Pour se faire, elle a recouru aux médicaments pour éliminer sa grossesse. Mais à la barre, Mme Diallo a indiqué qu’elle ignorait sa grossesse et ce sont des maux de ventre qui l’ont poussée à prendre ces médicaments. Une version différente de celle qu’elle a avancée devant les policiers enquêteurs. Mme Diallo soutenait qu’elle avait pris les médicaments, parce qu’elle souffrait de constipation. Toujours est-il qu’elle a avorté dans les minutes qui ont suivi son acte. Pour cacher son forfait, elle a mis des morceaux de viande dans un sachet pour le jeter dans une poubelle. Elle a été découverte très tôt par les membres de sa famille qui l’ont conduite à la Police.

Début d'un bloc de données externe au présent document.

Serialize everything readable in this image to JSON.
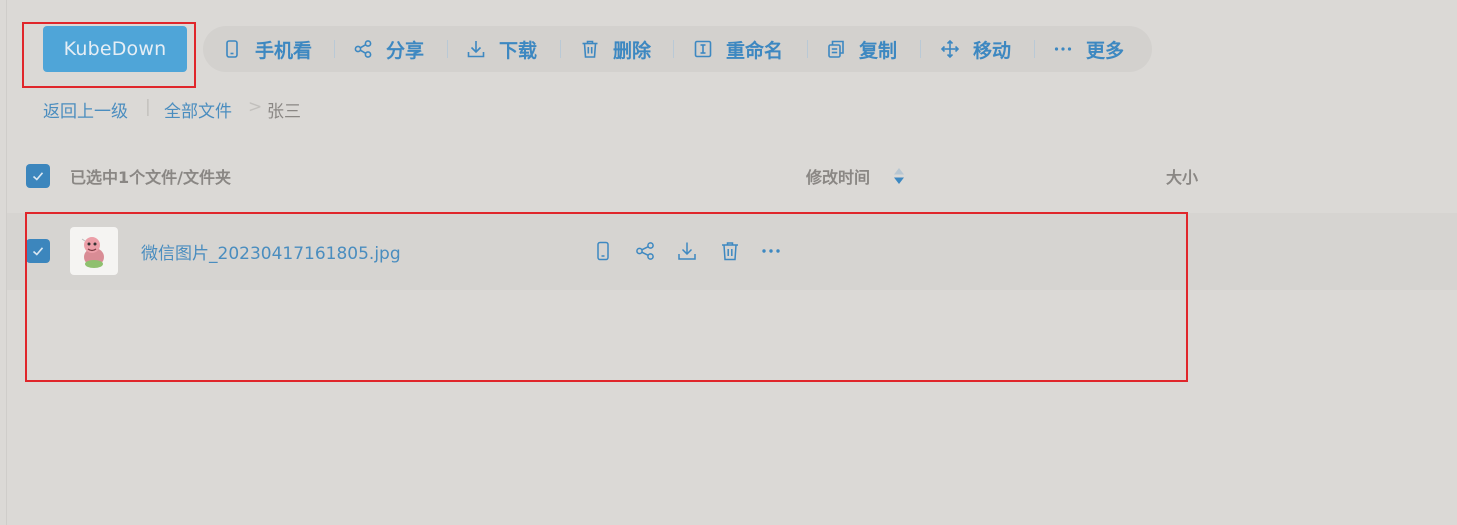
{
  "toolbar": {
    "primary_label": "KubeDown",
    "items": [
      {
        "label": "手机看",
        "icon": "phone-icon"
      },
      {
        "label": "分享",
        "icon": "share-icon"
      },
      {
        "label": "下载",
        "icon": "download-icon"
      },
      {
        "label": "删除",
        "icon": "trash-icon"
      },
      {
        "label": "重命名",
        "icon": "rename-icon"
      },
      {
        "label": "复制",
        "icon": "copy-icon"
      },
      {
        "label": "移动",
        "icon": "move-icon"
      },
      {
        "label": "更多",
        "icon": "more-icon"
      }
    ]
  },
  "breadcrumb": {
    "back": "返回上一级",
    "separator": "|",
    "root": "全部文件",
    "arrow": ">",
    "current": "张三"
  },
  "list_header": {
    "selection_text": "已选中1个文件/文件夹",
    "modified_col": "修改时间",
    "size_col": "大小"
  },
  "files": [
    {
      "name": "微信图片_20230417161805.jpg",
      "selected": true,
      "actions": [
        "phone-icon",
        "share-icon",
        "download-icon",
        "trash-icon",
        "more-icon"
      ]
    }
  ],
  "colors": {
    "accent": "#3d88c1",
    "primary_button": "#4fa5d8",
    "highlight_box": "#e0262b",
    "background": "#dbd9d6"
  }
}
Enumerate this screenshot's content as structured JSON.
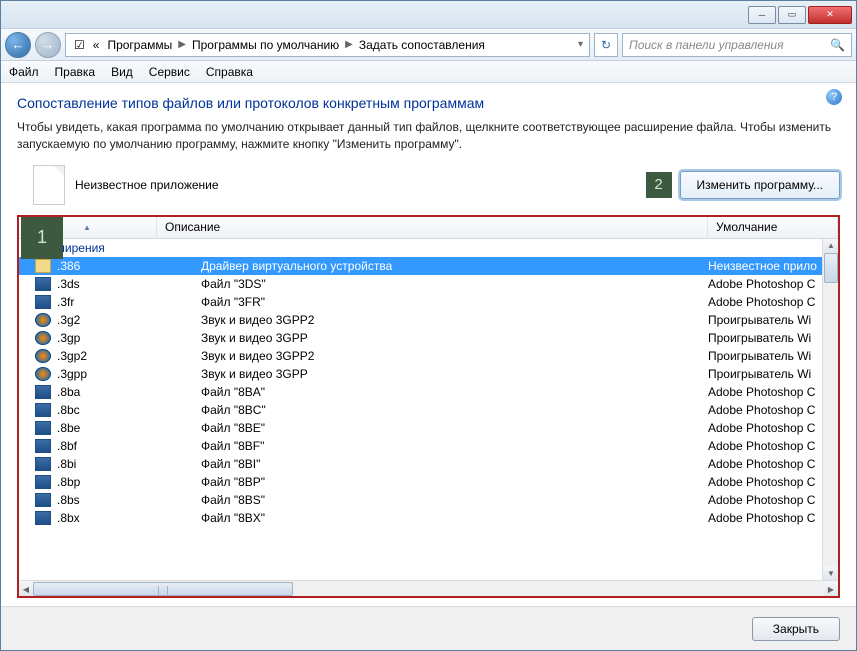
{
  "breadcrumb": {
    "prefix": "«",
    "items": [
      "Программы",
      "Программы по умолчанию",
      "Задать сопоставления"
    ]
  },
  "search": {
    "placeholder": "Поиск в панели управления"
  },
  "menu": {
    "file": "Файл",
    "edit": "Правка",
    "view": "Вид",
    "service": "Сервис",
    "help": "Справка"
  },
  "heading": "Сопоставление типов файлов или протоколов конкретным программам",
  "subtext": "Чтобы увидеть, какая программа по умолчанию открывает данный тип файлов, щелкните соответствующее расширение файла. Чтобы изменить запускаемую по умолчанию программу, нажмите кнопку \"Изменить программу\".",
  "appname": "Неизвестное приложение",
  "change_button": "Изменить программу...",
  "callouts": {
    "one": "1",
    "two": "2"
  },
  "columns": {
    "name": "",
    "desc": "Описание",
    "def": "Умолчание"
  },
  "group_header": "Расширения",
  "rows": [
    {
      "icon": "folder",
      "ext": ".386",
      "desc": "Драйвер виртуального устройства",
      "def": "Неизвестное прило",
      "selected": true
    },
    {
      "icon": "ps",
      "ext": ".3ds",
      "desc": "Файл \"3DS\"",
      "def": "Adobe Photoshop C"
    },
    {
      "icon": "ps",
      "ext": ".3fr",
      "desc": "Файл \"3FR\"",
      "def": "Adobe Photoshop C"
    },
    {
      "icon": "wmp",
      "ext": ".3g2",
      "desc": "Звук и видео 3GPP2",
      "def": "Проигрыватель Wi"
    },
    {
      "icon": "wmp",
      "ext": ".3gp",
      "desc": "Звук и видео 3GPP",
      "def": "Проигрыватель Wi"
    },
    {
      "icon": "wmp",
      "ext": ".3gp2",
      "desc": "Звук и видео 3GPP2",
      "def": "Проигрыватель Wi"
    },
    {
      "icon": "wmp",
      "ext": ".3gpp",
      "desc": "Звук и видео 3GPP",
      "def": "Проигрыватель Wi"
    },
    {
      "icon": "ps",
      "ext": ".8ba",
      "desc": "Файл \"8BA\"",
      "def": "Adobe Photoshop C"
    },
    {
      "icon": "ps",
      "ext": ".8bc",
      "desc": "Файл \"8BC\"",
      "def": "Adobe Photoshop C"
    },
    {
      "icon": "ps",
      "ext": ".8be",
      "desc": "Файл \"8BE\"",
      "def": "Adobe Photoshop C"
    },
    {
      "icon": "ps",
      "ext": ".8bf",
      "desc": "Файл \"8BF\"",
      "def": "Adobe Photoshop C"
    },
    {
      "icon": "ps",
      "ext": ".8bi",
      "desc": "Файл \"8BI\"",
      "def": "Adobe Photoshop C"
    },
    {
      "icon": "ps",
      "ext": ".8bp",
      "desc": "Файл \"8BP\"",
      "def": "Adobe Photoshop C"
    },
    {
      "icon": "ps",
      "ext": ".8bs",
      "desc": "Файл \"8BS\"",
      "def": "Adobe Photoshop C"
    },
    {
      "icon": "ps",
      "ext": ".8bx",
      "desc": "Файл \"8BX\"",
      "def": "Adobe Photoshop C"
    }
  ],
  "close_button": "Закрыть"
}
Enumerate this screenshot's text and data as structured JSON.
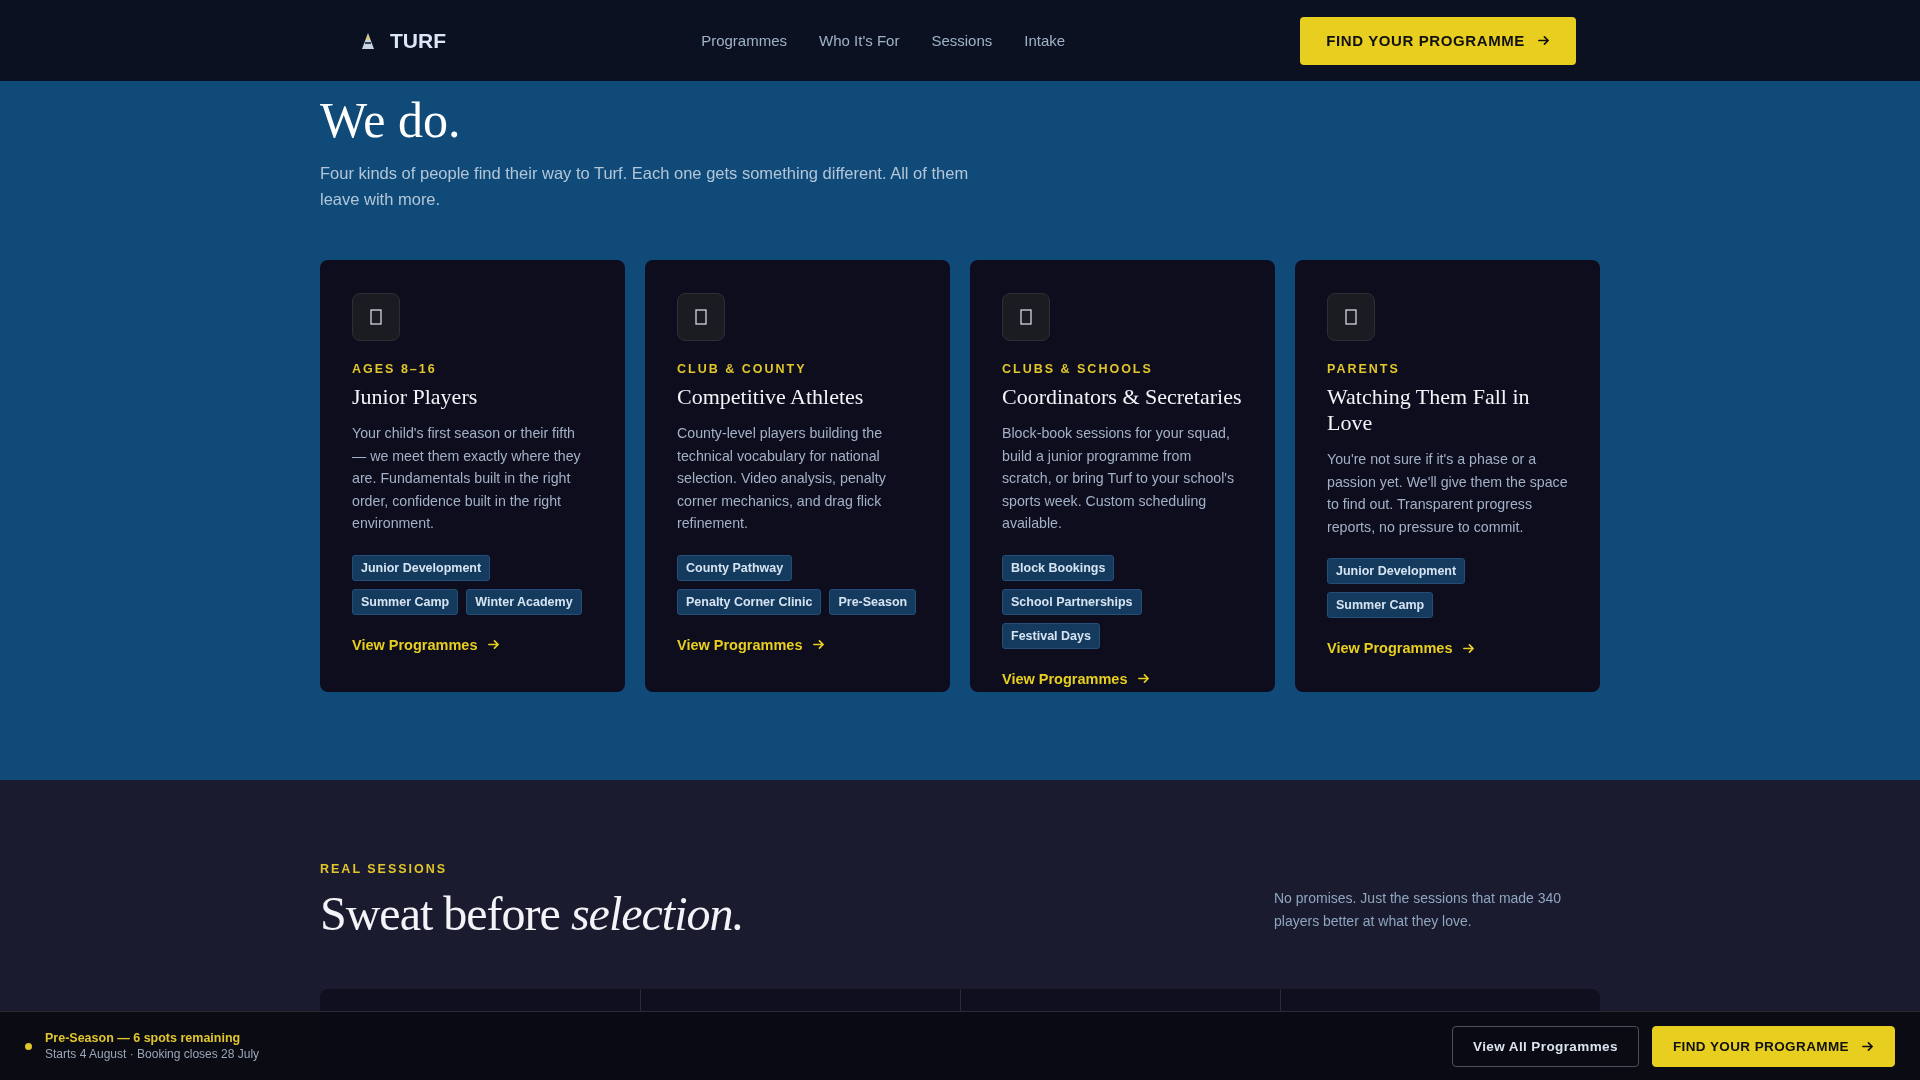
{
  "nav": {
    "logo": "TURF",
    "links": [
      "Programmes",
      "Who It's For",
      "Sessions",
      "Intake"
    ],
    "cta": "FIND YOUR PROGRAMME"
  },
  "hero": {
    "title_lines": [
      "We do."
    ],
    "intro": "Four kinds of people find their way to Turf. Each one gets something different. All of them leave with more."
  },
  "audience_cards": [
    {
      "eyebrow": "AGES 8–16",
      "title": "Junior Players",
      "body": "Your child's first season or their fifth — we meet them exactly where they are. Fundamentals built in the right order, confidence built in the right environment.",
      "tags": [
        "Junior Development",
        "Summer Camp",
        "Winter Academy"
      ],
      "link": "View Programmes"
    },
    {
      "eyebrow": "CLUB & COUNTY",
      "title": "Competitive Athletes",
      "body": "County-level players building the technical vocabulary for national selection. Video analysis, penalty corner mechanics, and drag flick refinement.",
      "tags": [
        "County Pathway",
        "Penalty Corner Clinic",
        "Pre-Season"
      ],
      "link": "View Programmes"
    },
    {
      "eyebrow": "CLUBS & SCHOOLS",
      "title": "Coordinators & Secretaries",
      "body": "Block-book sessions for your squad, build a junior programme from scratch, or bring Turf to your school's sports week. Custom scheduling available.",
      "tags": [
        "Block Bookings",
        "School Partnerships",
        "Festival Days"
      ],
      "link": "View Programmes"
    },
    {
      "eyebrow": "PARENTS",
      "title": "Watching Them Fall in Love",
      "body": "You're not sure if it's a phase or a passion yet. We'll give them the space to find out. Transparent progress reports, no pressure to commit.",
      "tags": [
        "Junior Development",
        "Summer Camp"
      ],
      "link": "View Programmes"
    }
  ],
  "sessions": {
    "eyebrow": "REAL SESSIONS",
    "title": "Sweat before *selection.*",
    "aside": "No promises. Just the sessions that made 340 players better at what they love."
  },
  "sticky_bar": {
    "status": "Pre-Season — 6 spots remaining",
    "detail": "Starts 4 August · Booking closes 28 July",
    "secondary": "View All Programmes",
    "primary": "FIND YOUR PROGRAMME"
  }
}
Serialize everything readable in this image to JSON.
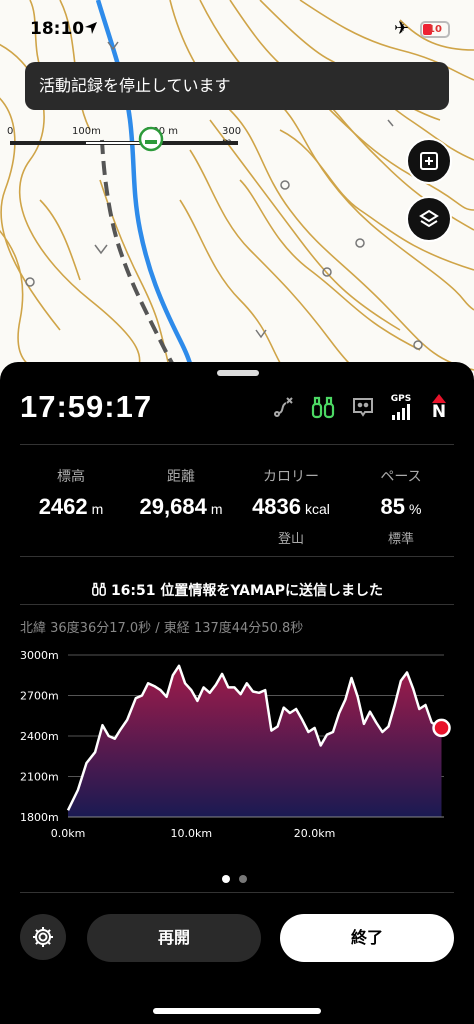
{
  "status_bar": {
    "time": "18:10",
    "battery": "10",
    "location_icon": "location-arrow-icon",
    "airplane_icon": "airplane-icon"
  },
  "toast": {
    "message": "活動記録を停止しています"
  },
  "map": {
    "scale_labels": [
      "0",
      "100m",
      "200 m",
      "300 m"
    ],
    "layers_icon": "layers-icon",
    "expand_icon": "expand-icon",
    "colors": {
      "contour": "#c8962a",
      "route": "#2e8bea",
      "trail": "#555555",
      "background": "#fbfaf6"
    }
  },
  "panel": {
    "elapsed_time": "17:59:17",
    "tools": [
      "route-icon",
      "binoculars-icon",
      "chat-icon",
      "gps-signal-icon",
      "compass-north-icon"
    ],
    "gps_label": "GPS",
    "compass_label": "N",
    "stats": [
      {
        "label": "標高",
        "value": "2462",
        "unit": "m",
        "sub": ""
      },
      {
        "label": "距離",
        "value": "29,684",
        "unit": "m",
        "sub": ""
      },
      {
        "label": "カロリー",
        "value": "4836",
        "unit": "kcal",
        "sub": "登山"
      },
      {
        "label": "ペース",
        "value": "85",
        "unit": "%",
        "sub": "標準"
      }
    ],
    "sent_message": "16:51 位置情報をYAMAPに送信しました",
    "coordinates": "北緯 36度36分17.0秒 / 東経 137度44分50.8秒",
    "page_indicator": {
      "count": 2,
      "active": 0
    },
    "buttons": {
      "resume": "再開",
      "finish": "終了"
    }
  },
  "chart_data": {
    "type": "area",
    "title": "",
    "xlabel": "",
    "ylabel": "",
    "x_ticks": [
      "0.0km",
      "10.0km",
      "20.0km"
    ],
    "y_ticks": [
      "3000m",
      "2700m",
      "2400m",
      "2100m",
      "1800m"
    ],
    "xlim": [
      0,
      30.5
    ],
    "ylim": [
      1800,
      3000
    ],
    "x": [
      0,
      0.8,
      1.5,
      2.2,
      2.8,
      3.3,
      3.8,
      4.2,
      4.8,
      5.5,
      6.0,
      6.5,
      7.0,
      7.5,
      8.0,
      8.5,
      9.0,
      9.5,
      10.0,
      10.5,
      11.0,
      11.5,
      12.0,
      12.5,
      13.0,
      13.5,
      14.0,
      14.5,
      15.0,
      15.5,
      16.0,
      16.5,
      17.0,
      17.5,
      18.0,
      18.5,
      19.0,
      19.5,
      20.0,
      20.5,
      21.0,
      21.5,
      22.0,
      22.5,
      23.0,
      23.5,
      24.0,
      24.5,
      25.0,
      25.5,
      26.0,
      26.5,
      27.0,
      27.5,
      28.0,
      28.5,
      29.0,
      29.5,
      30.0,
      30.3
    ],
    "y": [
      1850,
      2000,
      2200,
      2280,
      2480,
      2400,
      2380,
      2440,
      2520,
      2680,
      2700,
      2790,
      2770,
      2740,
      2690,
      2850,
      2920,
      2790,
      2740,
      2660,
      2760,
      2720,
      2780,
      2860,
      2760,
      2760,
      2710,
      2790,
      2730,
      2720,
      2740,
      2440,
      2470,
      2610,
      2570,
      2600,
      2520,
      2430,
      2460,
      2330,
      2410,
      2430,
      2570,
      2670,
      2830,
      2690,
      2490,
      2580,
      2500,
      2430,
      2470,
      2630,
      2810,
      2870,
      2750,
      2600,
      2630,
      2500,
      2470,
      2460
    ],
    "current_point": {
      "x": 30.3,
      "y": 2460
    },
    "colors": {
      "top": "#a01b4a",
      "bottom": "#1a1a52",
      "line": "#ffffff",
      "marker": "#e8132b"
    }
  }
}
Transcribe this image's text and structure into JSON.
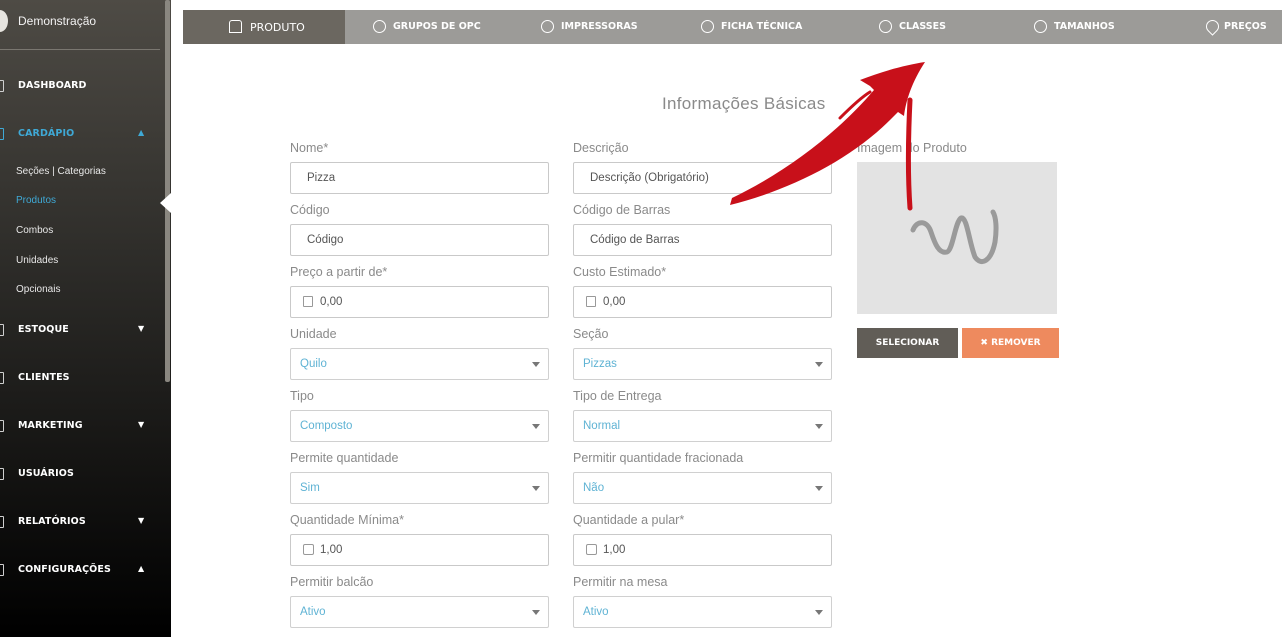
{
  "sidebar": {
    "account_name": "Demonstração",
    "items": [
      {
        "label": "DASHBOARD",
        "caret": ""
      },
      {
        "label": "CARDÁPIO",
        "caret": "▲"
      },
      {
        "label": "ESTOQUE",
        "caret": "▼"
      },
      {
        "label": "CLIENTES",
        "caret": ""
      },
      {
        "label": "MARKETING",
        "caret": "▼"
      },
      {
        "label": "USUÁRIOS",
        "caret": ""
      },
      {
        "label": "RELATÓRIOS",
        "caret": "▼"
      },
      {
        "label": "CONFIGURAÇÕES",
        "caret": "▲"
      }
    ],
    "subitems": [
      "Seções | Categorias",
      "Produtos",
      "Combos",
      "Unidades",
      "Opcionais"
    ]
  },
  "tabs": [
    "PRODUTO",
    "GRUPOS DE OPC",
    "IMPRESSORAS",
    "FICHA TÉCNICA",
    "CLASSES",
    "TAMANHOS",
    "PREÇOS"
  ],
  "form": {
    "title": "Informações Básicas",
    "nome": {
      "label": "Nome*",
      "value": "Pizza"
    },
    "descricao": {
      "label": "Descrição",
      "placeholder": "Descrição (Obrigatório)"
    },
    "codigo": {
      "label": "Código",
      "placeholder": "Código"
    },
    "codigo_barras": {
      "label": "Código de Barras",
      "placeholder": "Código de Barras"
    },
    "preco": {
      "label": "Preço a partir de*",
      "value": "0,00"
    },
    "custo": {
      "label": "Custo Estimado*",
      "value": "0,00"
    },
    "unidade": {
      "label": "Unidade",
      "value": "Quilo"
    },
    "secao": {
      "label": "Seção",
      "value": "Pizzas"
    },
    "tipo": {
      "label": "Tipo",
      "value": "Composto"
    },
    "tipo_entrega": {
      "label": "Tipo de Entrega",
      "value": "Normal"
    },
    "permite_qtd": {
      "label": "Permite quantidade",
      "value": "Sim"
    },
    "permite_qtd_frac": {
      "label": "Permitir quantidade fracionada",
      "value": "Não"
    },
    "qtd_min": {
      "label": "Quantidade Mínima*",
      "value": "1,00"
    },
    "qtd_pular": {
      "label": "Quantidade a pular*",
      "value": "1,00"
    },
    "balcao": {
      "label": "Permitir balcão",
      "value": "Ativo"
    },
    "mesa": {
      "label": "Permitir na mesa",
      "value": "Ativo"
    }
  },
  "image": {
    "label": "Imagem do Produto",
    "select_label": "SELECIONAR",
    "remove_label": "✖ REMOVER"
  },
  "colors": {
    "accent": "#3fa9d6",
    "remove": "#ee8a5e",
    "select": "#615d57",
    "annotation": "#c8101a"
  }
}
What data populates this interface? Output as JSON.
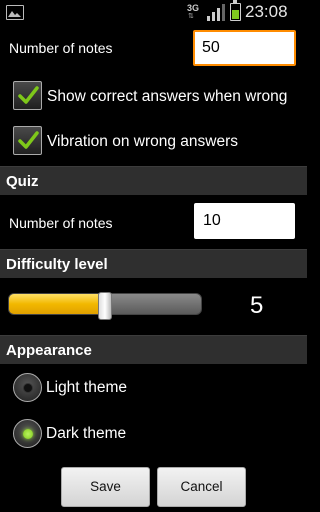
{
  "status_bar": {
    "network": "3G",
    "time": "23:08",
    "icons": [
      "gallery-icon",
      "signal-icon",
      "battery-icon"
    ]
  },
  "settings": {
    "number_of_notes_label": "Number of notes",
    "number_of_notes_value": "50",
    "show_correct_answers": {
      "label": "Show correct answers when wrong",
      "checked": true
    },
    "vibration": {
      "label": "Vibration on wrong answers",
      "checked": true
    }
  },
  "quiz": {
    "header": "Quiz",
    "number_of_notes_label": "Number of notes",
    "number_of_notes_value": "10"
  },
  "difficulty": {
    "header": "Difficulty level",
    "value": "5",
    "slider_fraction": 0.5
  },
  "appearance": {
    "header": "Appearance",
    "options": [
      {
        "label": "Light theme",
        "selected": false
      },
      {
        "label": "Dark theme",
        "selected": true
      }
    ]
  },
  "buttons": {
    "save": "Save",
    "cancel": "Cancel"
  },
  "colors": {
    "focus_border": "#ff8c00",
    "check_green": "#7ec81a",
    "slider_fill": "#f2b800",
    "header_bg": "#2f2f2f"
  }
}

« Tu pouvais perdre ta vie », lui a fait remarquer la présidente du tribunal. La conviction du Parquet est que la prévenue a agi en connaissance de cause. Pour la répression, elle a requis six mois ferme. Le conseil de la défense a plaidé la clémence du tribunal à l’égard de sa cliente. A son avis, Mme Diallo n’avait pas l’intention de se débarrasser de sa grossesse.
Le tribunal, après son délibéré, a déclaré la prévenue coupable et l’a condamnée à six mois de prison assorti de sursis.